Barrister Danny Friedman, from Matrix Chambers, who delivered the closing statement on behalf of Inclusion Scotland and DR UK, said there had been “a gulf between aspiration and deed”.
He pointed to the Scottish government’s failure to create a separate Covid plan for disabled people that “anticipated and prevented hardship” and would have addressed the “foreseeable collapse in care” and the difficulty sourcing food and other resources experienced by those both on and not on the list of those seen as being at highest risk from the virus.
He told the inquiry that disabled people had been missing from the pandemic disaster management system.
He said: “The notion that no-one should be left behind was effectively thwarted before the crisis started.
“That situation produced a chain reaction across all aspects of decision-making and government services, because everything that followed was reactive government, not proactive, and despite intentions, not especially collaborative.”
Despite disabled people already being in a “dire state of crisis” when the pandemic began, Inclusion Scotland and DR UK said the impact of public health and social measures on them “was not sufficiently mitigated”.
They said they had challenged how the UK government had ignored the rights of disabled people in earlier inquiry hearings, and now contrasted that with a Scottish government that “failed to deliver on their rights despite wanting to do so”.

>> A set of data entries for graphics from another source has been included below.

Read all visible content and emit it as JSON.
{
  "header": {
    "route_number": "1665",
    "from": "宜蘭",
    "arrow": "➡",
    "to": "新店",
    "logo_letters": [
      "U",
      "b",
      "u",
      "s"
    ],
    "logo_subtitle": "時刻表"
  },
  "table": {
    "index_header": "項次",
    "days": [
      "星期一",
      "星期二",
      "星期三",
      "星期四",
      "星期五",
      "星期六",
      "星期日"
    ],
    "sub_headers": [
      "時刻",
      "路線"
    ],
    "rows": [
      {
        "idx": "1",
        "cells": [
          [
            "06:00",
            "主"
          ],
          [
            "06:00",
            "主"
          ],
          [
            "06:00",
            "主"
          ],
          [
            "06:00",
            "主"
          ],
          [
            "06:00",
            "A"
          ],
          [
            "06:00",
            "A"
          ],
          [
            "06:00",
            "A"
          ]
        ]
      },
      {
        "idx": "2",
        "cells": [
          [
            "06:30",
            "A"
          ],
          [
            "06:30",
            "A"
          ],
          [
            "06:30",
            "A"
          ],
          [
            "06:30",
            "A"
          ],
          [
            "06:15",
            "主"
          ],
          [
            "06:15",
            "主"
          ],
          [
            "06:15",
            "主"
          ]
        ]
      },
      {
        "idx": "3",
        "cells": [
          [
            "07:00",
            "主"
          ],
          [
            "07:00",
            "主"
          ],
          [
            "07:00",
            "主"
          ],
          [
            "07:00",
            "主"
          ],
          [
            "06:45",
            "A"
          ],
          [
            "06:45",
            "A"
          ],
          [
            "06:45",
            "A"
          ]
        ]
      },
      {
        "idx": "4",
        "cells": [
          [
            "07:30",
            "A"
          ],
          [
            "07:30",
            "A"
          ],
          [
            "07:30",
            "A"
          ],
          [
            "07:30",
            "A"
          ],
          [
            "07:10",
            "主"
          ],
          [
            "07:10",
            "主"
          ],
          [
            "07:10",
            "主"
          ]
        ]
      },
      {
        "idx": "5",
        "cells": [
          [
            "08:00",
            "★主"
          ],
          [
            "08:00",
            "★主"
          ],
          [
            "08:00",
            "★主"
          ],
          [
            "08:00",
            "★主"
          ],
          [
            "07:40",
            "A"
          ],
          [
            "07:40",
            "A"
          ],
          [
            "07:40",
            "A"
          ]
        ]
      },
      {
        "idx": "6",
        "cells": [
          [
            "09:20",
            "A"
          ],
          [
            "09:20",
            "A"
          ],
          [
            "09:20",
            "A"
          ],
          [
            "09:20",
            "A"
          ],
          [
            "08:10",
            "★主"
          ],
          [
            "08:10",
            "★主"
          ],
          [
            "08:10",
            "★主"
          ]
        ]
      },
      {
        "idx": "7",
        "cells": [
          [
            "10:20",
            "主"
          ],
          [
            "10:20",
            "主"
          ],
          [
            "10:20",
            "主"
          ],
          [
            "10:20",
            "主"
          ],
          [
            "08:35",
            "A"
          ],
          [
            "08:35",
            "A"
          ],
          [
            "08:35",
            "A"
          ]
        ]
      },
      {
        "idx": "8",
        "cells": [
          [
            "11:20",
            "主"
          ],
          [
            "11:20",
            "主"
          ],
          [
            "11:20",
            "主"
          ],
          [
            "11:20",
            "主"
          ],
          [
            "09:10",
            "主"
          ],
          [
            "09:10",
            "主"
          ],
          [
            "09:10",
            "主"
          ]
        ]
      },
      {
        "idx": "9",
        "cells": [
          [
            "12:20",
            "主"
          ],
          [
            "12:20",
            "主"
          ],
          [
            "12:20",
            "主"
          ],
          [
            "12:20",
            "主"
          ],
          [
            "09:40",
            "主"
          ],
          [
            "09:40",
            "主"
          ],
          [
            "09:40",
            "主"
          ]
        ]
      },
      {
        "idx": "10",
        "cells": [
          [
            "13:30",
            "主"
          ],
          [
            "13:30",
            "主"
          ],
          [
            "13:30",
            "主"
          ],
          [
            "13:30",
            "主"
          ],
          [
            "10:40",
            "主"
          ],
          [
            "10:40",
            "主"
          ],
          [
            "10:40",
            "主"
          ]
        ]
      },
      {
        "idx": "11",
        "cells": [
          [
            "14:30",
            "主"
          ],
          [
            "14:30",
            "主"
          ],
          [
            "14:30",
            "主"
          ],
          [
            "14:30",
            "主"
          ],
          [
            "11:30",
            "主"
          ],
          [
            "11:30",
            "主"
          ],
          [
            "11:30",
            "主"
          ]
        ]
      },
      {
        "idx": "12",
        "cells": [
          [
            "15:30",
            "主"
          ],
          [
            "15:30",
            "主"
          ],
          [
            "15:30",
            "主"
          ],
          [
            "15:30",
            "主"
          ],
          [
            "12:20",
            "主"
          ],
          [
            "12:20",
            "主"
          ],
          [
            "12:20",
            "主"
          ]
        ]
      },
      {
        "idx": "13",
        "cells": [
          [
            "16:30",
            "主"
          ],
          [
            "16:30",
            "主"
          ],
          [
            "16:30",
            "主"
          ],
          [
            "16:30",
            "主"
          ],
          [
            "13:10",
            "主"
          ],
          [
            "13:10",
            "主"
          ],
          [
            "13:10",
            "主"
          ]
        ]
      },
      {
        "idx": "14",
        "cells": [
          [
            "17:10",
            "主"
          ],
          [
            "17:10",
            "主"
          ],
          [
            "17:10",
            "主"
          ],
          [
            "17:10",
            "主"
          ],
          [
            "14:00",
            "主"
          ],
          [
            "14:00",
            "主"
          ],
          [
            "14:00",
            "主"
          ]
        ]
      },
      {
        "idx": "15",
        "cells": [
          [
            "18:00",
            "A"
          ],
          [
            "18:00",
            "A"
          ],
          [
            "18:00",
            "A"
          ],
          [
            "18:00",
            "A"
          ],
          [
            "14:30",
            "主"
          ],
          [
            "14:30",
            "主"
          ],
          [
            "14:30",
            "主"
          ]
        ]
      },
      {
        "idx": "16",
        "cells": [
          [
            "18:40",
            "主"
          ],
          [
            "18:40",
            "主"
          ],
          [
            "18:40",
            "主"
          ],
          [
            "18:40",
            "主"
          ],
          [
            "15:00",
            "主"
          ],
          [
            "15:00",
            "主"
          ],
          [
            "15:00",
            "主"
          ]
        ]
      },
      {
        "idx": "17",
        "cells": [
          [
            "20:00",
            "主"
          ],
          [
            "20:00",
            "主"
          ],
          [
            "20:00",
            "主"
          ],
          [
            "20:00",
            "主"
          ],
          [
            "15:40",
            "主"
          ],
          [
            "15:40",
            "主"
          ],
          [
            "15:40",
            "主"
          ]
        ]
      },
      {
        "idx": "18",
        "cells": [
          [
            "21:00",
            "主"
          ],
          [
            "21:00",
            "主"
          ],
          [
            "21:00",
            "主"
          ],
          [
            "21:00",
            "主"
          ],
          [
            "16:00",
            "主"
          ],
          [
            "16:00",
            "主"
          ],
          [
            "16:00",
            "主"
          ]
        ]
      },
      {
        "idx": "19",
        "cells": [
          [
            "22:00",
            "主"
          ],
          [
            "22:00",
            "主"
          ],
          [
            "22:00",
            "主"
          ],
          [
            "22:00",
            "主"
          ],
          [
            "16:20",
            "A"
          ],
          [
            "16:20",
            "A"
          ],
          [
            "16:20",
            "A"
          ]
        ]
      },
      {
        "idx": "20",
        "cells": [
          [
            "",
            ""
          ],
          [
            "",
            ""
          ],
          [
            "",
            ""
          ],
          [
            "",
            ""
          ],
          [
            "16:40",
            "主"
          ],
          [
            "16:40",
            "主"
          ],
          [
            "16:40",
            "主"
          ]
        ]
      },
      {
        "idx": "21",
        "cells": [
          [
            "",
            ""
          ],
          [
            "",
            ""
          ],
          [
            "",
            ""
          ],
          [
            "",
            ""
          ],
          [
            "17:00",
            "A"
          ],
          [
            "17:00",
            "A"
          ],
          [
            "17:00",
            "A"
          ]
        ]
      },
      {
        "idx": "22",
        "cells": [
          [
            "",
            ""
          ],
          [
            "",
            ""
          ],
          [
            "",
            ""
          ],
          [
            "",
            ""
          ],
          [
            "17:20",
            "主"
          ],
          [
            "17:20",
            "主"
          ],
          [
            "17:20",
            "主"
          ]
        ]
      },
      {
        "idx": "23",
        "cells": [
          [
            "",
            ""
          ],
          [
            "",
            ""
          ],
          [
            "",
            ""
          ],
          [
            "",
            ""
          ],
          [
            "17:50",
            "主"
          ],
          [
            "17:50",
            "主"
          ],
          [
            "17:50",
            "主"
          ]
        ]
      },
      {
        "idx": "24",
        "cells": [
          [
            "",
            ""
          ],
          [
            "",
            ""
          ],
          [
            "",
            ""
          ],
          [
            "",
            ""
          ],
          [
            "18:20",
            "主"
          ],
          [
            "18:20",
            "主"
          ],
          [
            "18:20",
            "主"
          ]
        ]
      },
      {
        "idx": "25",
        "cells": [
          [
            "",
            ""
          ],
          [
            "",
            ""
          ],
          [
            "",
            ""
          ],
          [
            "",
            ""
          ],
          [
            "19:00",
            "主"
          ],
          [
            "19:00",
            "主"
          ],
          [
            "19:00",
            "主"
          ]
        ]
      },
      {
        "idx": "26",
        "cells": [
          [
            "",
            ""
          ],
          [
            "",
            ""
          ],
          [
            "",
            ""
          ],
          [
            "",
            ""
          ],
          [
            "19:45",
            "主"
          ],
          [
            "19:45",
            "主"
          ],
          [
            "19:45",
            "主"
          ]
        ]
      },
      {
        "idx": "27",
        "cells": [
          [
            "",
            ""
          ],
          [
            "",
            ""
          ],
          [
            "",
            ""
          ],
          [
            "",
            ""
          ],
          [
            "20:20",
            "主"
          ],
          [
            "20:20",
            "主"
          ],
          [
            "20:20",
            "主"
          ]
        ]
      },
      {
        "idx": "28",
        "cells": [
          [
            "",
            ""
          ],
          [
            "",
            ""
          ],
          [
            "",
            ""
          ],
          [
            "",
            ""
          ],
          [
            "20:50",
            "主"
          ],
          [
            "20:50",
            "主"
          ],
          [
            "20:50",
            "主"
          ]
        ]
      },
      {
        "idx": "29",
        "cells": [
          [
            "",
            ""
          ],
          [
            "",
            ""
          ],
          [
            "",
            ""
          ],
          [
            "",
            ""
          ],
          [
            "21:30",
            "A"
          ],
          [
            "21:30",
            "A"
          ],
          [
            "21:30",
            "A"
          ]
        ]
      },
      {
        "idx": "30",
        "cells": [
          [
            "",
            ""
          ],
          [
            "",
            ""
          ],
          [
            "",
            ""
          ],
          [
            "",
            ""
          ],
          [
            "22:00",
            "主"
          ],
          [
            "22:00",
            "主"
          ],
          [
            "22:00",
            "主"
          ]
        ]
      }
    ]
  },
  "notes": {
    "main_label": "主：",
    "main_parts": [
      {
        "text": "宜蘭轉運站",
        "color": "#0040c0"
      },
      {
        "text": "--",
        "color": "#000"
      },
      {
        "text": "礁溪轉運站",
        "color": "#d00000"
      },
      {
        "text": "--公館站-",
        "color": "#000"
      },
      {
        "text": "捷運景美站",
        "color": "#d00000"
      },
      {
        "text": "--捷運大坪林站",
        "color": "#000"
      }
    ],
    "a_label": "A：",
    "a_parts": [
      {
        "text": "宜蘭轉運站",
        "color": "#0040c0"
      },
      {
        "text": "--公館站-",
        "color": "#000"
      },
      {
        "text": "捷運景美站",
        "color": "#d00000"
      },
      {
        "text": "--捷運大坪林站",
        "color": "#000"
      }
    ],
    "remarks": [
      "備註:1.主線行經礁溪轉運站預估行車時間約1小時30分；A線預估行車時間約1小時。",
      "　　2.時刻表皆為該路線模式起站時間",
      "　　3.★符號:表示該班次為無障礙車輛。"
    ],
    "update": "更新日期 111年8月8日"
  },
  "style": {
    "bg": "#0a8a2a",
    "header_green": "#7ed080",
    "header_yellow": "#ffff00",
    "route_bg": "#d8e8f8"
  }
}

Friedman pointed out how the Scottish government had – in the early stages of the pandemic – announced £350 million funding to support local services, and released £100 million to councils to stop social care being withdrawn or reduced.
But he told the inquiry: “Obviously these are important sums, but the money was not accompanied by sufficiently detailed programmes of how to channel it to the harder-to-reach, and how to transparently audit its effectiveness.
“It was not designed with and for DPOs and disabled people who would know how to do that.
“Its result was not as sufficiently redistributive or effective as it could have been.”
The two DPOs pointed out that a survey of 800 disabled people carried out by Inclusion Scotland in April 2020 showed that more than half of those who responded were no longer receiving health or care visits to their home, while one in eight had been forced to breach shielding rules to secure food or medicine.
And they highlighted the “serious shortcomings” with data collection during the pandemic.
Friedman told the inquiry that how little was known in this area was a “defining feature of residential and domiciliary care” and that, no matter the intentions, “the uncounted count for less”.
He said: “Pandemics teach us that data is absolutely an issue of human rights and humanity.”